Part-level conditions, including text prompts and bounding box constraints, are encoded using learned mesh latents and wireframe images, further controlling part semantics, spatial arrangement, and eliminating order ambiguity in inference. The global guidance branch regularizes overall object coherence, critical for ensuring assembled parts contribute to a unified, plausible object.
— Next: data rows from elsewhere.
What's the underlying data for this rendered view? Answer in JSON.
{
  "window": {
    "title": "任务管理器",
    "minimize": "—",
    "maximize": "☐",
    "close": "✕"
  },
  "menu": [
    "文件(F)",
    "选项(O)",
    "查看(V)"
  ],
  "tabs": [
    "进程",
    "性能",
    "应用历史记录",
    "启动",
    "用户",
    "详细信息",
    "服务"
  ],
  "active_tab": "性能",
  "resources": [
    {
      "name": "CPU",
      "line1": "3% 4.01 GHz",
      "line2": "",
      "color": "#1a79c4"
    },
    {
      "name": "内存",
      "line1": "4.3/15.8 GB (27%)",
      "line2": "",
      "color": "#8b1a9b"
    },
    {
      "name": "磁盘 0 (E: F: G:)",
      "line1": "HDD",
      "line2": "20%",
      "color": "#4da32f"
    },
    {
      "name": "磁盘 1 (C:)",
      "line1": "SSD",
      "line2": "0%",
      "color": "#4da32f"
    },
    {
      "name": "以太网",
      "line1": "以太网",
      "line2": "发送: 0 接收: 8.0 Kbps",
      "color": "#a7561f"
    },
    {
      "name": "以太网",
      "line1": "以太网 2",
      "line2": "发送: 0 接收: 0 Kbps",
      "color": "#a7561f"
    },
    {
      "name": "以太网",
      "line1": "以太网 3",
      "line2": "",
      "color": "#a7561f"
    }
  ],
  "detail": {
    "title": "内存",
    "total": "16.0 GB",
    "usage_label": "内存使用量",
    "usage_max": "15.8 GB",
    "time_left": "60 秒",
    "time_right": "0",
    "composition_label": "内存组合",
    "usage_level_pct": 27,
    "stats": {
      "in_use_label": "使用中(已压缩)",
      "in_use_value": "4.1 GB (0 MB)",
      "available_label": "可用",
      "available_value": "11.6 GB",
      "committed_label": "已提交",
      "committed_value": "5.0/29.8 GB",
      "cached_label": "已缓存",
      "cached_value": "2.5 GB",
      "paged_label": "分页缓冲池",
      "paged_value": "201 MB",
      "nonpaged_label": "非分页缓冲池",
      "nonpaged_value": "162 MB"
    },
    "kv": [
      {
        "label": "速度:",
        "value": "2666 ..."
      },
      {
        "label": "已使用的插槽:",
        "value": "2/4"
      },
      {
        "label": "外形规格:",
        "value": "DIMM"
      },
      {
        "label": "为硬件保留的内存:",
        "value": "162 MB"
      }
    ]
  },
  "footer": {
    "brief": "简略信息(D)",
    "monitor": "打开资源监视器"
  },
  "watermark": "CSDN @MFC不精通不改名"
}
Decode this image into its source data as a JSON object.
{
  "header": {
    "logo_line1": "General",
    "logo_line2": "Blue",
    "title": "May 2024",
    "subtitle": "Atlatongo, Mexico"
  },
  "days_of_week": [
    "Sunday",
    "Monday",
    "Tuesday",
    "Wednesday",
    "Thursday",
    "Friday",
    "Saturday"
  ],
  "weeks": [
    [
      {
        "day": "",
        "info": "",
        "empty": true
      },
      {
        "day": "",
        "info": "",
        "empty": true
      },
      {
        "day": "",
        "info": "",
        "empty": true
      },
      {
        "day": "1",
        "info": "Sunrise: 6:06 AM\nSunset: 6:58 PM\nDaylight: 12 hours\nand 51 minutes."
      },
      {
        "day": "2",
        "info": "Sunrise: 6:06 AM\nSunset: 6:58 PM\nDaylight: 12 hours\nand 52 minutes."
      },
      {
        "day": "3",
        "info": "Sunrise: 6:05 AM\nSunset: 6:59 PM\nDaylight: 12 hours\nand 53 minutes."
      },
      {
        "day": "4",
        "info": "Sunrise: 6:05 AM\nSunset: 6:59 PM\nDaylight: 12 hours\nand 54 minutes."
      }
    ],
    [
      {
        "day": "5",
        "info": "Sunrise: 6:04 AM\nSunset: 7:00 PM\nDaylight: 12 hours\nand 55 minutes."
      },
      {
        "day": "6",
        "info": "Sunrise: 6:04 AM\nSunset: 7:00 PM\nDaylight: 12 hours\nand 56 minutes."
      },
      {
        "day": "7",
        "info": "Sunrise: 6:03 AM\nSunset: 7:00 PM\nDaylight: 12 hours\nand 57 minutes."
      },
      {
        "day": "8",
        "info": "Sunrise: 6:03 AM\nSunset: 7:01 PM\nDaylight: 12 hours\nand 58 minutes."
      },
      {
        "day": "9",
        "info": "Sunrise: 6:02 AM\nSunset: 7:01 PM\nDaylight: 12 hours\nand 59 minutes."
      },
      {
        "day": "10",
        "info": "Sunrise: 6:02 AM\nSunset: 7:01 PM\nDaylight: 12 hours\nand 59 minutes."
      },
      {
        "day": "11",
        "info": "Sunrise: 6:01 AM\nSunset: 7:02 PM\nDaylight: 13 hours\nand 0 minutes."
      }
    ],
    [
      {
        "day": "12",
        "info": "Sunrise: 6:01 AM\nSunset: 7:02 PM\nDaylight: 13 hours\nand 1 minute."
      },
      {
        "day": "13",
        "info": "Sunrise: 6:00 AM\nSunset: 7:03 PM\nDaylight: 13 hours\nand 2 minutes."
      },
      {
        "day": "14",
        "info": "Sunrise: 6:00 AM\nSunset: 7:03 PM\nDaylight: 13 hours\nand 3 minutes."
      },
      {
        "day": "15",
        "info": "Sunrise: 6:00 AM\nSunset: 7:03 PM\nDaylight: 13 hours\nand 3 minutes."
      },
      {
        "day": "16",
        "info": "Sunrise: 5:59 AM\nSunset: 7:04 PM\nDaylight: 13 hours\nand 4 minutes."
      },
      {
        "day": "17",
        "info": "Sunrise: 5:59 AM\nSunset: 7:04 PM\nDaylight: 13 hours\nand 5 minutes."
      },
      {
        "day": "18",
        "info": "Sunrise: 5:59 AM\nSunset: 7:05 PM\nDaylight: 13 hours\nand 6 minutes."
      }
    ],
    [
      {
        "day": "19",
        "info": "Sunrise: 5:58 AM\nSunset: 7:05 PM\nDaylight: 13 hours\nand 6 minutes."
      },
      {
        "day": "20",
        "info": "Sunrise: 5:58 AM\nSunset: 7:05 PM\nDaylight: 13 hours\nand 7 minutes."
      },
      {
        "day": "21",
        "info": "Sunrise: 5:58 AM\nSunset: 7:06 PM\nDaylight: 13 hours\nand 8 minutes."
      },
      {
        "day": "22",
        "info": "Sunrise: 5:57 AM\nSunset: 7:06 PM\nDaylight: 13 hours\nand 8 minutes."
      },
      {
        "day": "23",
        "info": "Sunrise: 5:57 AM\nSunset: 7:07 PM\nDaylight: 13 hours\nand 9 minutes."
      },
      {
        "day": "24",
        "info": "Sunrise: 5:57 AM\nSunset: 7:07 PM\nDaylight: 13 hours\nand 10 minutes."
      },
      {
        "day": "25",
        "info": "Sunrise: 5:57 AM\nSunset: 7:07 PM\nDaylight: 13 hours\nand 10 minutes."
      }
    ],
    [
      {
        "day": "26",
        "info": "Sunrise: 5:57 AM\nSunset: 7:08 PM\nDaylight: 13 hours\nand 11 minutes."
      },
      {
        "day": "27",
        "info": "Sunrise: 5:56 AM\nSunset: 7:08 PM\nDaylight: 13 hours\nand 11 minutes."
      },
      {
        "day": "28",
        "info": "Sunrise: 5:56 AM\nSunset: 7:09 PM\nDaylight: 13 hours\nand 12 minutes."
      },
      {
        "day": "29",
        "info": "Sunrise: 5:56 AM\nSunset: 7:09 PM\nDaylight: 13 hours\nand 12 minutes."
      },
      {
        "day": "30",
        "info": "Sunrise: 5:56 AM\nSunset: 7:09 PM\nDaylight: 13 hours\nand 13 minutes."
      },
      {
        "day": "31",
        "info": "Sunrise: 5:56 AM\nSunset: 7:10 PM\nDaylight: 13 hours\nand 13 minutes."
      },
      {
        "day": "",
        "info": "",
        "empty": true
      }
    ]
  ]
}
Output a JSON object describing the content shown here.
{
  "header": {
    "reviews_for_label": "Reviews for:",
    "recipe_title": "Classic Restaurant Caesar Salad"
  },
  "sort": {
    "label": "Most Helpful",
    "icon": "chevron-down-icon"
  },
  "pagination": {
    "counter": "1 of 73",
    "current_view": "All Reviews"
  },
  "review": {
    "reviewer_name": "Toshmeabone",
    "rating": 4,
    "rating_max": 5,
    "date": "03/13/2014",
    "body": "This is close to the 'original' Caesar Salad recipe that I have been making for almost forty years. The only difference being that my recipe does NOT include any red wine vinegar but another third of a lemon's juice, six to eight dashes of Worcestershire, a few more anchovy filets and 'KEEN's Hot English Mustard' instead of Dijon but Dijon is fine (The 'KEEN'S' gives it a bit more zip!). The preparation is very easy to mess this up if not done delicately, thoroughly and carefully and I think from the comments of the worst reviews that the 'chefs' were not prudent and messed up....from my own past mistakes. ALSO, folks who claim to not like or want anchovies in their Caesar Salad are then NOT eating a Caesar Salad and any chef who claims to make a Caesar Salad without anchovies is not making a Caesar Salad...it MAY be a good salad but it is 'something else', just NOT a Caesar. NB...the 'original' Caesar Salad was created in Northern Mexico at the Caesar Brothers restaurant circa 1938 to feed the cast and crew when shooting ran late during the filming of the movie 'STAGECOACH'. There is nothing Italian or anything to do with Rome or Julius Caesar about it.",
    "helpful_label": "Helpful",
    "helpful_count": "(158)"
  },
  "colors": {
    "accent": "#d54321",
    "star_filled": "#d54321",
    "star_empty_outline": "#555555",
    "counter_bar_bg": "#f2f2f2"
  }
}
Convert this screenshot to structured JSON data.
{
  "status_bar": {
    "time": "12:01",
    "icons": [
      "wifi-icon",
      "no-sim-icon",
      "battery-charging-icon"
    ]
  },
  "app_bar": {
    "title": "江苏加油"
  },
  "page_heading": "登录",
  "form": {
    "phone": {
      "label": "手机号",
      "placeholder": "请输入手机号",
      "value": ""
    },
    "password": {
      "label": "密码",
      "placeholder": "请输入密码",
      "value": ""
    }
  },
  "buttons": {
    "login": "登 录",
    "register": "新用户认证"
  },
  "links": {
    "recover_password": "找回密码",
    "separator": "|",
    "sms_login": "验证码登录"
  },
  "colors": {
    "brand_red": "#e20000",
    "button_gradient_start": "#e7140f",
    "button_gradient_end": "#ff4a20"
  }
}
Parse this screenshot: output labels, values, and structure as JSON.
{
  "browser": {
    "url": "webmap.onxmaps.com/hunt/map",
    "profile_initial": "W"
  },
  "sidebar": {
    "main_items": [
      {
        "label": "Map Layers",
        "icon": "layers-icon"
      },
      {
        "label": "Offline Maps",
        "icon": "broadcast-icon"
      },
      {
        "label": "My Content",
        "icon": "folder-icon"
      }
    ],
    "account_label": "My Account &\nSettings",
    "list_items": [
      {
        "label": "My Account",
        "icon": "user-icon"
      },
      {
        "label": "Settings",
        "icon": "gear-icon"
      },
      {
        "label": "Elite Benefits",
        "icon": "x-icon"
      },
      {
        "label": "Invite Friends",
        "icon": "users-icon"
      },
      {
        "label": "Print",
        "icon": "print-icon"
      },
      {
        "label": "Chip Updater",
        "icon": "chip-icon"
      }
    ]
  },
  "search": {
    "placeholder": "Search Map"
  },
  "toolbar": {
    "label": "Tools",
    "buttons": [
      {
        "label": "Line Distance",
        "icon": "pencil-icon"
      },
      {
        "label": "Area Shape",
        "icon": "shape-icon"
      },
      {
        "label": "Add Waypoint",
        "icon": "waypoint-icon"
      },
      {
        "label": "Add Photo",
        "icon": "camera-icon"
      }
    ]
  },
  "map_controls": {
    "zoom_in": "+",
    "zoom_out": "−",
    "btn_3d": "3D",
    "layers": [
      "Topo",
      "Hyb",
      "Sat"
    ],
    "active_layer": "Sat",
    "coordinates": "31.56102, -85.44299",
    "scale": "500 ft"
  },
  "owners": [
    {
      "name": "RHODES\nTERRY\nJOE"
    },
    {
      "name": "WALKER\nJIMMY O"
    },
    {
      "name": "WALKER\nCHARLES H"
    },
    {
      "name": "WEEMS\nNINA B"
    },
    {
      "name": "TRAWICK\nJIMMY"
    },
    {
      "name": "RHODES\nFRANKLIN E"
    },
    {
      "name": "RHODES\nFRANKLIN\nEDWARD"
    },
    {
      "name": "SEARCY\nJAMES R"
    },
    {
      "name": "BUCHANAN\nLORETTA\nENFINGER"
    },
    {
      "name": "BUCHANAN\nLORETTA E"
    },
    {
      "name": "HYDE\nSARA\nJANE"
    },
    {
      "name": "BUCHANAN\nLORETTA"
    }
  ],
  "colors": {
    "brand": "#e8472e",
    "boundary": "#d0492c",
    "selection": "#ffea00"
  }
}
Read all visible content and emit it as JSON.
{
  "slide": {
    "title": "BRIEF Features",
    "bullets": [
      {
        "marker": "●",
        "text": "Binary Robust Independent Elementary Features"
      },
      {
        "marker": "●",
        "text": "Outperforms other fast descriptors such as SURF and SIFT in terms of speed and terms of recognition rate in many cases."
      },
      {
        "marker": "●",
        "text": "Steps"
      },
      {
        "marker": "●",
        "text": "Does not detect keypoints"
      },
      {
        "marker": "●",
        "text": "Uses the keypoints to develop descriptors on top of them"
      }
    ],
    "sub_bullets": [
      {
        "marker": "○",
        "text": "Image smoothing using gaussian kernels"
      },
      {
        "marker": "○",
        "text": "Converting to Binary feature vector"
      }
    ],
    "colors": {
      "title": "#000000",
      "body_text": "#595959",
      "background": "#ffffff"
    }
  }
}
Refinement is performed via a 3D foundation model enhancer, which receives part-geometric voxels and multi-view rendered images, boosting surface detail and facilitating seamless assembly post normalization/inverse normalization.
Dataset: PartVerse
Recognizing the fundamental limitations of prior datasets (e.g., PartNet) in category diversity and textural fidelity, PartVerse is collected by automatic mesh segmentation over Objaverse sources, followed by human annotation and vision-language captioning. It contains 91k parts covering 12k objects across 175 categories, supporting model generalization and granular semantic conditioning.
Experimental Evaluation
CoPart demonstrates salient improvements over state-of-the-art (SOTA) holistic and part-level generators. Quantitative metrics include CLIP-based geometry-text and image-text alignment, as well as ULIP-T scores for multimodal consistency. For part-aware generation (e.g., “a rifle stock”), CoPart achieves:
- CLIP (N-T): 0.1607
- CLIP (I-T): 0.1768
- ULIP-T: 0.1355
These are substantially higher than prior models such as Rodin and Trellis on part-aware tasks, underscoring the advantages of explicit part representation. Notably, the preference in user studies attests to improved decomposability and quality at both whole-object and part levels.
Ablation Analyses
The contributions of global guidance and refinement modules are empirically validated. Removing global guidance compromises appearance coherence across parts (Figure 1), while the enhancement module yields tangible fidelity improvements, particularly when both geometric and image modalities are provided (Figure 2).
Figure 1: Ablation of global guidance, evidencing reduced part coherence and visual appearance fidelity when omitted.
Figure 2: Ablation of refinement module, demonstrating that integrating both part images and geometries is essential for maximal enhancement.
Applications and Implications
CoPart’s part-level latent architecture enables direct, fine-grained editing, robust articulation generation, and mini-scene synthesis without additional retraining. Selective part resampling supports practical asset modification, while box-guided generation allows high control during assembly, facilitating downstream use in CAD, content creation, and interactive design environments. The method naturally extends to longer sequence generation and scalable scene composition.
Theoretically, CoPart provides a paradigm for joint modeling of intra-object relationships and cross-modal cues, crucial for interpretable, compositional generative systems and supporting further advances in multi-object scenes, semantic manipulation, and foundational representation learning.
Future Directions
Open challenges remain in automated optimal bounding box specification, assembly alignment, and scaling to unconstrained part counts, as well as extending the framework for fully unsupervised compositional modeling. Integration with interactive systems and incorporation of physical/functional constraints represent next steps.
Conclusion
CoPart establishes a robust framework for high-quality part-based 3D generation through synchronized contextual latents, mutual guidance, and multi-modal conditioning, outperforming SOTA both quantitatively and in user preference. By introducing PartVerse and enabling direct application to editing and articulation generation, it contributes practical and theoretical advances in generative 3D modeling, with broad implications for asset design, manipulation, and automated scene synthesis.